福井の次に「学力ナンバーワン」のタイトルを得た石川県でも、行き過ぎた事前対策の状況は変わらなかった。石川県教職員組合の谷内直執行委員長は、県教委から教育現場への是正の勧告があったにもかかわらず、全体の4割を超える学校が従来通り、過去問を解くなどの対策を講じていたことに驚いている。
「普通、県の教育委員会が(対策を)しないように言ったらゼロになるはずですよ。それがならないというところに根の深さというか問題の大きさを痛感している」
また、県教職員組合による実態調査で記録された、「1年間、学力調査のために仕事をしている印象」という教員の声は、全国学力テストに振り回される教育現場の姿を露呈している。
先にも述べたが、もし全国学力調査がその名の通り「調査」なら、毎年数十億円もの税金をかけて悉皆式で行う必要はない。抽出式で十分に精度の高い調査はできる。それどころか、幅広い成績開示を前提に悉皆式で行えば、逆に正確なデータは取れないとさえ言われている。

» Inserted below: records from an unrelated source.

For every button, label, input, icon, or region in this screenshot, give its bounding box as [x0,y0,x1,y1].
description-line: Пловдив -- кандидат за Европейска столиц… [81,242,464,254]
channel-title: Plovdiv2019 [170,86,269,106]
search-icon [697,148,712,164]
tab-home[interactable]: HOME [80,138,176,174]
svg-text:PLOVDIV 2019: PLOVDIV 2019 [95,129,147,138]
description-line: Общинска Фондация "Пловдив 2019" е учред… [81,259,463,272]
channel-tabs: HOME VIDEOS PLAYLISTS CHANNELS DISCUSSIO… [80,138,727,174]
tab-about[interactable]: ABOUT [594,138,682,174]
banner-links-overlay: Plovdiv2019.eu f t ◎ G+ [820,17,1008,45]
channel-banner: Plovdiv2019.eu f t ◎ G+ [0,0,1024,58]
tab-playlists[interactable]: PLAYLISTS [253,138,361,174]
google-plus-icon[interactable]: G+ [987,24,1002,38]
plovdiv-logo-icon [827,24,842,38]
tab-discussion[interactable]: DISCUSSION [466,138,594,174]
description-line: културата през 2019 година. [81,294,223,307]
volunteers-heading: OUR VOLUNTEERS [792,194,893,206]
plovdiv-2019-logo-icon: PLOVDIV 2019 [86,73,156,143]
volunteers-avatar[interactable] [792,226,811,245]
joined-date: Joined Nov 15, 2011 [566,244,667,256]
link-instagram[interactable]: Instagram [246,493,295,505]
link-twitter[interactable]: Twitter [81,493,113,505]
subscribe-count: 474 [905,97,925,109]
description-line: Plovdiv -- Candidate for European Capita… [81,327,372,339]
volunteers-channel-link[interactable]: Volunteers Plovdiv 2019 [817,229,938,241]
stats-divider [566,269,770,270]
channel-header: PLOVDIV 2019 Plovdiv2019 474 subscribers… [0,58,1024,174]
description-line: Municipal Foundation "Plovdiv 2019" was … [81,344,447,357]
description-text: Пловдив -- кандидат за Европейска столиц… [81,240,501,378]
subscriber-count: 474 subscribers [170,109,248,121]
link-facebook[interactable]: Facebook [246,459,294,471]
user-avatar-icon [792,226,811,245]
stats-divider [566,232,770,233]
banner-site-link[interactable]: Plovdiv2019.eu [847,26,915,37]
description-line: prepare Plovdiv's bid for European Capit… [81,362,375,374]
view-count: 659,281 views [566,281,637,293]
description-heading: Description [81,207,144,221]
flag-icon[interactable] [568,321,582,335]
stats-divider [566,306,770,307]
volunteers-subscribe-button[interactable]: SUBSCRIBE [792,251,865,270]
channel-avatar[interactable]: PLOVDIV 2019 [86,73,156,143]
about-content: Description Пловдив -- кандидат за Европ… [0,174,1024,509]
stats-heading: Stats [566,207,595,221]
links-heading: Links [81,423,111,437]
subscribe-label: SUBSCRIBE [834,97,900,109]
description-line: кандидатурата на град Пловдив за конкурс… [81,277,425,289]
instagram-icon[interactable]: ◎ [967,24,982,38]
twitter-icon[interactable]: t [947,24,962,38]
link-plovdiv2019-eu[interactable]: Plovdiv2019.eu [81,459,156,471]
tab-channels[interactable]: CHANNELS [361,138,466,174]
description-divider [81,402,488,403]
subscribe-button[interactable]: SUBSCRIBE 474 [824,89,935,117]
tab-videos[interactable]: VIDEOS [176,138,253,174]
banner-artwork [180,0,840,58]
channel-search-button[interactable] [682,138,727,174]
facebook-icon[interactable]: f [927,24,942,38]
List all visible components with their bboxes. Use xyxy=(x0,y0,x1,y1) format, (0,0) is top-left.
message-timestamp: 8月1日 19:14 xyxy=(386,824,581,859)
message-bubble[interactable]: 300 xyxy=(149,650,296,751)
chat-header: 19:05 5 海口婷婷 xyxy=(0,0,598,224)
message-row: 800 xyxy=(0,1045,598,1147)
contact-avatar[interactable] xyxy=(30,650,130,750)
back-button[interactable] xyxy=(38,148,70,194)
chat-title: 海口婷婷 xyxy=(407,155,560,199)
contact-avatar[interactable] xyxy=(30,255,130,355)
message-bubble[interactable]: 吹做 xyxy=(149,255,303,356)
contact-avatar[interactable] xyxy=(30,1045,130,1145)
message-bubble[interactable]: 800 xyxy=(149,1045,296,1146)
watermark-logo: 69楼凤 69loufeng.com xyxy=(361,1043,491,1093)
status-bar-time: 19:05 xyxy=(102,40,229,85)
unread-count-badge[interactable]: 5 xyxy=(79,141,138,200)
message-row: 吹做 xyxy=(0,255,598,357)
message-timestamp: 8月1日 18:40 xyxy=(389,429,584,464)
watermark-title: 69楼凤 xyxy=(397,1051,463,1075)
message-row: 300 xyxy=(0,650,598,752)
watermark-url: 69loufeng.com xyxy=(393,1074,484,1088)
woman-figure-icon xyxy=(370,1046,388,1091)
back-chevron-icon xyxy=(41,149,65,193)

日々の授業による生徒たちの学力の定着度を測るための調査なのに、授業を潰して入念なテスト対策を行えば、テストのための授業となり本末転倒であるし、生徒たちの日頃の学力などはかれなくなる。
そして何よりも、テストやテスト対策に明け暮れるなら、「学校」と「塾」との違いがわからなくなってしまう。
全国学力調査が全員参加方式で再開されたのが2013年。その年を境に、子どものいじめ、不登校、校内暴力、そして自殺は増加傾向にあるのだが、単なる偶然なのだろうか。
それを懸念するように、国連子どもの権利委員会は、2019年に発表した日本政府に対する意見書で、「生命、生存および発達に対する権利」に関して、次のように日本政府に勧告している。
子どもが、社会の競争的性質によって子ども時代および発達を害されることなく子ども時代を享受できることを確保するための措置をとること。
不登校や子どもの自殺に歯止めがかからない中、政府に求められているのは、早急に子どものストレス要因を取り除く努力なのではないだろうか。